I also picked up a part time job that allowed me to gain some experience while I was finishing school.
So how does this all fit together?
- I grew up in a medical household. That meant that when it came time to learn anatomy and physiology, pathophysiology, and pharmacology I started with more that just the basic working knowledge of “the heart has 4 chambers.”
- Between growing up as I did and taking two years of Latin, learning medical terminology came easy to me.
- Archaeology taught me analytical thinking. An archaeological dig is nothing more than a large puzzle in three dimensions. You have to be able to take disparate elements and piece them together to form a larger picture. Abstracting medical records to code them out is no different. You look at the full record, extract the relevant information, and turn that into codes that report the full picture of a patient’s illness.

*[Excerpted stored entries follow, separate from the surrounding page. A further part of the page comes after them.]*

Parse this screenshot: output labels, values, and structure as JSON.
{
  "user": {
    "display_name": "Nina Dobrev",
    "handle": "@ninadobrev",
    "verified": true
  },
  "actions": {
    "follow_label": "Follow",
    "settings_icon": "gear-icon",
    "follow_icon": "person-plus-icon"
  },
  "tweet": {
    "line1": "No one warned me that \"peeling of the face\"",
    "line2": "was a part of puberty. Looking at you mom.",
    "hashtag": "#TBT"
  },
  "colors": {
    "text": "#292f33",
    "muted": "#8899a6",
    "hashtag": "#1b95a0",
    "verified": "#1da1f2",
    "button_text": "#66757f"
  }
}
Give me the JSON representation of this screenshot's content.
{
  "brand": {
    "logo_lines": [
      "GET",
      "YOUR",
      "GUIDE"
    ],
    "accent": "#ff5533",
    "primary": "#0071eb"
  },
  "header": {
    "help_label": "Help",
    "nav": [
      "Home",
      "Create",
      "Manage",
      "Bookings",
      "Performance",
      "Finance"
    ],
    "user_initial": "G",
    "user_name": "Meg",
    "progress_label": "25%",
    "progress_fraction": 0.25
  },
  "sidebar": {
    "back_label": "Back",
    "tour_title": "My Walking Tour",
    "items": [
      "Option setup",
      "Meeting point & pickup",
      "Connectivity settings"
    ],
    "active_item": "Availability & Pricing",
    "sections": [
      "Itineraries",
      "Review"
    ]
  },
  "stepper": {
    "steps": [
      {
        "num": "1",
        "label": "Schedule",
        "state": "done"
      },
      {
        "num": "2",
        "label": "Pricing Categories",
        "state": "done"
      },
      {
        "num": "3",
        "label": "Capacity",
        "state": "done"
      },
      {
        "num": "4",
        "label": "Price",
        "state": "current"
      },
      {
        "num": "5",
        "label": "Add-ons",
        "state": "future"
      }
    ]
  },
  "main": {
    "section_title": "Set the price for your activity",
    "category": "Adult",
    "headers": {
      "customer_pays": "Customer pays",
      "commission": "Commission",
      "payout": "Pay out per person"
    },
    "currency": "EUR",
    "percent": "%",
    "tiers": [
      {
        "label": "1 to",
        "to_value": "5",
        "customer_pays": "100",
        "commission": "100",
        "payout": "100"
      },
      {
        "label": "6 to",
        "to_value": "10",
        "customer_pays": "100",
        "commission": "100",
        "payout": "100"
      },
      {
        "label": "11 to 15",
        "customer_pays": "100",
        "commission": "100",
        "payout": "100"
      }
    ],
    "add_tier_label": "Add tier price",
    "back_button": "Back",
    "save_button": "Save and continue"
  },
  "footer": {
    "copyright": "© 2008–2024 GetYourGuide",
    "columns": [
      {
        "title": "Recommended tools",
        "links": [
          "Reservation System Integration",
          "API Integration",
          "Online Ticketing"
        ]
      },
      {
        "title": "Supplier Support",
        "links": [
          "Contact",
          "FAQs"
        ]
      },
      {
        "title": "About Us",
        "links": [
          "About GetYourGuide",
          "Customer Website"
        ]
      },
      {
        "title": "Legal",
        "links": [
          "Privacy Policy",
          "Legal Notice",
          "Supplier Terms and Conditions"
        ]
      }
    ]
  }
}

- Working in a medical billing office is pretty clearly relevant here. I saw HCFA forms and how they were filled out. I learned how to keep medical records. I learned the convoluted ways in which insurance companies work.
- Working at the law office and at Carnegie Mellon taught me time management and attention to detail. There is nothing so important in coding as the details. The biggest improvement in ICD-10 is that it includes expanded specificity. Oh? The patient is a diabetic? Type I or Type II? Insulin dependent? Any neuropathy? All of those questions affect the code chosen. You have to pay attention.
- Then there’s my current job. It gives me experience I wouldn’t otherwise have had. I code, I bill, I call insurance companies, I maintain medical records, I stay aware of HIPAA compliance.
- Last, motherhood. There is nothing so hard, so stressful, so exhausting as being a mother (or a father, but I’m a mother so that’s my experience). There are a thousand skills I use in raising my kids that translate to the workplace.
I’ve done so many different things in my life but it seems they were all leading me here. Finally, at the age of 40, I am on the cusp of having a REAL career. It took me a long time to get here.
My parents have always said that no education is ever wasted and they never made me feel like I wasted mine (or their money) for getting a college degree in a field I don’t work in. It turns out they were right; it wasn’t wasted. It was just one more step leading me here.